帰国子女になる子供たちと国際児のための日本語学校「北東イングランド補習授業校」

公開日 : 2009年11月07日
最終更新 :

今回は、わが家の近くにある日本語学校についてお伝えします。まずは、家族で海外赴任をしている日本人家庭の子供たち、海外で暮らす国際結婚家庭の子供たちが通う学校には2種類あるのをご存じですか。全日制の日本人学校と、週末や現地校の放課後などに開校されている日本人補習授業校です。日本人補習授業校は、補習校とも呼ばれています。

日本人学校が日本の小学校や中学校で学ぶ全教科を日本語で学ぶフルタイムの学校なのに対して、補習校は、主に日本語(国語)を学ぶパートタイムの学校です。日本政府から認定された補習校は政府からの援助を受けてはいますが、独立した学校なので、それぞれ独自の運営のもとに独自のカリキュラムが組まれています。国語1教科だけ教える補習校もあれば、他の教科も教えている補習校もあります。また、義務教育の子供たちを対象にしている補習校がほとんどですが、幼稚部(幼児部)や高等部を併設している補習校もあります。

イギリスには、ロンドンに日本人学校が1校、補習校はロンドンを含め、全国に9校の補習校があります。その中から、今回ご紹介するのは、わが家のあるニューキャッスルから南へ車で20分ほどのワシントン(Washington)にある北東イングランド補習授業校(North East of England Japanese Saturday)。

補習校.jpg

北東イングランド補習校は、1985年から現地の学校オックスクロース・コミュニティー・スクール(Oxclose Community School 12歳から18歳の子供たちが通う公立の学校)の校舎を借り、週1回土曜日の午前中に、3時限の国語科の授業を行っています。通っているのは、小学校の1年生から中学校の3年生まで合計44人(4人の休学を含む)の子供たち。そのほかに、現在、幼児部併設へ向けてのトライアルが行われています。多いときには100名を超えていた児童生徒数は日本企業の北東イングランドからの撤退にともなって激減しました。一方で、地元の国際結婚家庭の数が増えたので、現在の児童生徒の半数近くが国際児で占められています。

教材は、日本政府から支給される三村図書出版の国語の教科書や副読本を使い、日本の国語科の指導要領に基づいた授業が行われています。ただし、近年の生徒児童数減少にともない複式や複々式の2、3学年混合のクラスが生まれたために、他の会社の教科書を併用するなどの工夫がなされるようになっています。また、大きな割合を占めるようになった国際児たちの多くは英語に傾きがちの家庭環境で育っているので、日本語のレベル差の広がったクラス運営への対応が迫られています。

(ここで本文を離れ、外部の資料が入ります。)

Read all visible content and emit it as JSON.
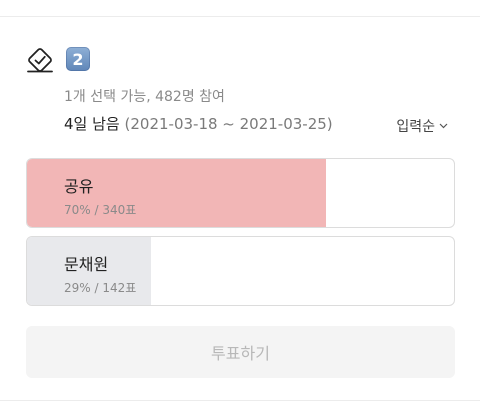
{
  "poll": {
    "number_badge": "2",
    "icon": "ballot-check-icon",
    "meta": "1개 선택 가능, 482명 참여",
    "remaining": "4일 남음",
    "period": "(2021-03-18 ~ 2021-03-25)",
    "sort_label": "입력순",
    "options": [
      {
        "label": "공유",
        "stat": "70% / 340표",
        "fraction": 0.7,
        "color": "#f2b6b6"
      },
      {
        "label": "문채원",
        "stat": "29% / 142표",
        "fraction": 0.29,
        "color": "#e8e9ec"
      }
    ],
    "vote_button": "투표하기"
  }
}
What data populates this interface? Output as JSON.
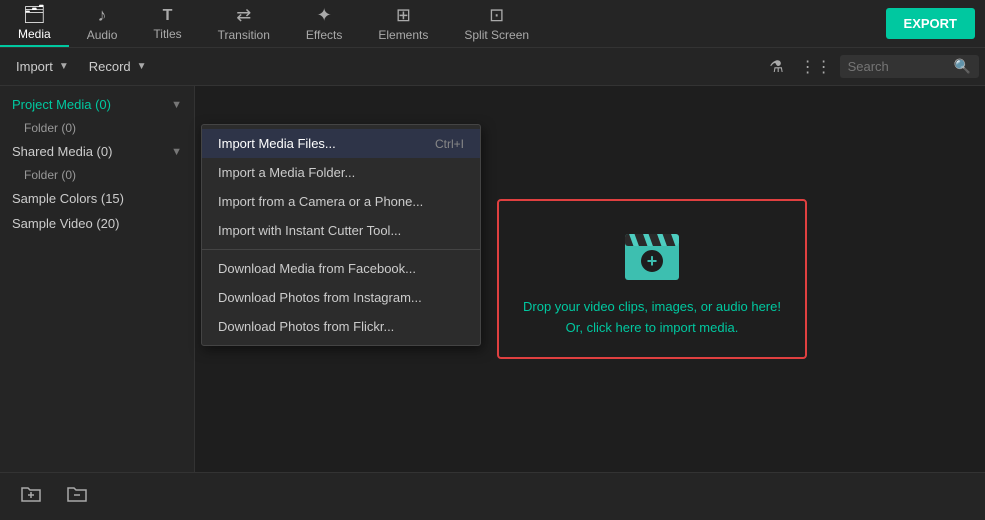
{
  "topNav": {
    "items": [
      {
        "id": "media",
        "label": "Media",
        "icon": "🗂",
        "active": true
      },
      {
        "id": "audio",
        "label": "Audio",
        "icon": "♪"
      },
      {
        "id": "titles",
        "label": "Titles",
        "icon": "T"
      },
      {
        "id": "transition",
        "label": "Transition",
        "icon": "⇄"
      },
      {
        "id": "effects",
        "label": "Effects",
        "icon": "✦"
      },
      {
        "id": "elements",
        "label": "Elements",
        "icon": "⊞"
      },
      {
        "id": "splitscreen",
        "label": "Split Screen",
        "icon": "⊡"
      }
    ],
    "exportLabel": "EXPORT"
  },
  "secondRow": {
    "importLabel": "Import",
    "recordLabel": "Record",
    "searchPlaceholder": "Search"
  },
  "sidebar": {
    "items": [
      {
        "label": "Project Media (0)",
        "active": true,
        "hasChevron": true
      },
      {
        "label": "Folder (0)",
        "isSub": true
      },
      {
        "label": "Shared Media (0)",
        "hasChevron": true
      },
      {
        "label": "Folder (0)",
        "isSub": true
      },
      {
        "label": "Sample Colors (15)"
      },
      {
        "label": "Sample Video (20)"
      }
    ]
  },
  "dropdownMenu": {
    "items": [
      {
        "label": "Import Media Files...",
        "shortcut": "Ctrl+I",
        "highlighted": true
      },
      {
        "label": "Import a Media Folder..."
      },
      {
        "label": "Import from a Camera or a Phone..."
      },
      {
        "label": "Import with Instant Cutter Tool..."
      },
      {
        "divider": true
      },
      {
        "label": "Download Media from Facebook..."
      },
      {
        "label": "Download Photos from Instagram..."
      },
      {
        "label": "Download Photos from Flickr..."
      }
    ]
  },
  "dropZone": {
    "line1": "Drop your video clips, images, or audio here!",
    "line2": "Or, click here to import media."
  },
  "bottomToolbar": {
    "addFolderLabel": "Add Folder",
    "deleteFolderLabel": "Delete Folder"
  }
}
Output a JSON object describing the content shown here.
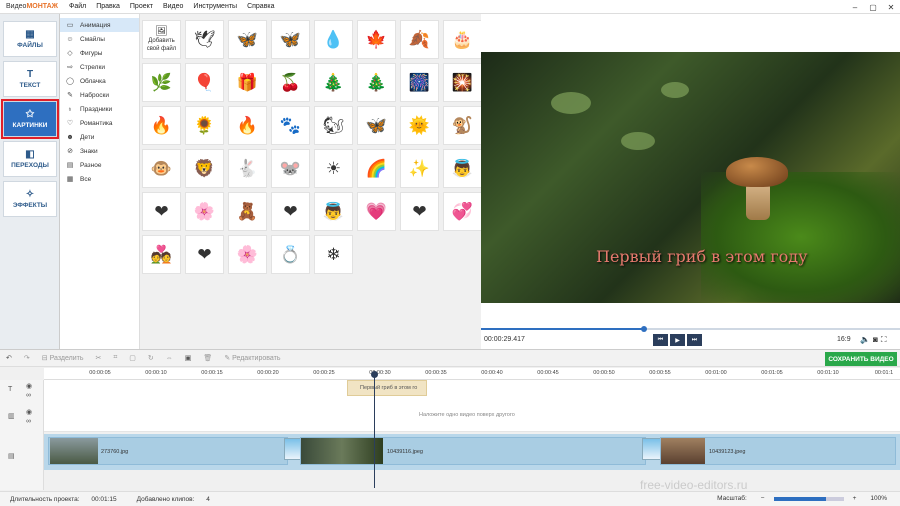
{
  "window": {
    "app_prefix": "Видео",
    "app_brand": "МОНТАЖ"
  },
  "menu": [
    "Файл",
    "Правка",
    "Проект",
    "Видео",
    "Инструменты",
    "Справка"
  ],
  "sidebar": [
    {
      "label": "ФАЙЛЫ",
      "icon": "files-icon"
    },
    {
      "label": "ТЕКСТ",
      "icon": "text-icon"
    },
    {
      "label": "КАРТИНКИ",
      "icon": "star-icon",
      "active": true
    },
    {
      "label": "ПЕРЕХОДЫ",
      "icon": "transitions-icon"
    },
    {
      "label": "ЭФФЕКТЫ",
      "icon": "magic-wand-icon"
    }
  ],
  "categories": [
    {
      "label": "Анимация",
      "selected": true
    },
    {
      "label": "Смайлы"
    },
    {
      "label": "Фигуры"
    },
    {
      "label": "Стрелки"
    },
    {
      "label": "Облачка"
    },
    {
      "label": "Наброски"
    },
    {
      "label": "Праздники"
    },
    {
      "label": "Романтика"
    },
    {
      "label": "Дети"
    },
    {
      "label": "Знаки"
    },
    {
      "label": "Разное"
    },
    {
      "label": "Все"
    }
  ],
  "gallery": {
    "add_label": "Добавить свой файл",
    "tiles": [
      "🕊",
      "🦋",
      "🦋",
      "💧",
      "🍁",
      "🍂",
      "🎂",
      "🌿",
      "🎈",
      "🎁",
      "🍒",
      "🎄",
      "🎄",
      "🎆",
      "🎇",
      "🔥",
      "🌻",
      "🔥",
      "🐾",
      "🐿",
      "🦋",
      "🌞",
      "🐒",
      "🐵",
      "🦁",
      "🐇",
      "🐭",
      "☀",
      "🌈",
      "✨",
      "👼",
      "❤",
      "🌸",
      "🧸",
      "❤",
      "👼",
      "💗",
      "❤",
      "💞",
      "💑",
      "❤",
      "🌸",
      "💍",
      "❄"
    ]
  },
  "preview": {
    "caption": "Первый гриб в этом году",
    "timecode": "00:00:29.417",
    "aspect": "16:9",
    "progress": 0.39
  },
  "toolbar": {
    "split": "Разделить",
    "edit": "Редактировать",
    "save": "СОХРАНИТЬ ВИДЕО"
  },
  "ruler": [
    "00:00:05",
    "00:00:10",
    "00:00:15",
    "00:00:20",
    "00:00:25",
    "00:00:30",
    "00:00:35",
    "00:00:40",
    "00:00:45",
    "00:00:50",
    "00:00:55",
    "00:01:00",
    "00:01:05",
    "00:01:10",
    "00:01:1"
  ],
  "timeline": {
    "text_clip": "Первый гриб в этом го",
    "overlay_hint": "Наложите одно видео поверх другого",
    "clips": [
      "273760.jpg",
      "10439116.jpeg",
      "10439123.jpeg"
    ]
  },
  "status": {
    "duration_label": "Длительность проекта:",
    "duration": "00:01:15",
    "clips_label": "Добавлено клипов:",
    "clips": "4",
    "zoom_label": "Масштаб:",
    "zoom": "100%"
  },
  "watermark": "free-video-editors.ru"
}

児童生徒数が100名を超える補習校には、3年の期限で日本から1名の派遣教員が派遣され、日本からの派遣教員は、通常、校長として迎えられるのですが、現在、北東イングランド補習校には日本からの派遣教員はありません。授業を行う講師は、補習校の保護者で構成されている運営委員会によって現地で採用されます。北東イングランド補習校の場合は、国際結婚をしている現地在住者、大学への留学生が講師を務めています。採用には、教員免許などの資格は必要とされていません。

日本からの派遣教員がある場合には、派遣教員が講師の研修を行うのですが、派遣のないイギリス国内の補習校とアイルランドのダブリン補習校の講師が参加して、毎年、夏季に、持ち回りでそれぞれの補習校を会場とする講師研修会が持たれています。全員の講師が参加するわけではありませんが、参加した講師は、それぞれの補習校に研修した内容を持ち帰り、講師間の研修に努めています。

補習校では、平常の授業日のほかに、保護者の協力を得て日本の学校行事を催し、補習校に通ってくる子供たちが日本の学校生活を体験できるよう工夫しています。北東イングランド補習校では、現在、入学・卒業式、授業参観日、運動会、学習発表会を年間行事として行っています。日本の学校と比べると規模は小さいながら、子供たち、講師、保護者のみなさんが総出で取り組む手作りの行事となっています。

また、北東イングランド補習校では、学外との交流や学校運営の資金集めを目的として、毎年、古本市を開催しています。今年も、11月14日(土)に古本市が開催されます。廉価で日本の古本、雑誌、漫画、DVD、ビデオなどが手に入るので、現地の在住者の人気を集めています。近在の方で、興味のある方は、エディンバラ日本領事館のサイトのこちらのページで、古本市の詳細がご覧になれます。日本の食材や和食器の販売も行われるとのこと。日本食が恋しい方もぜひ足をお運びくださいませ。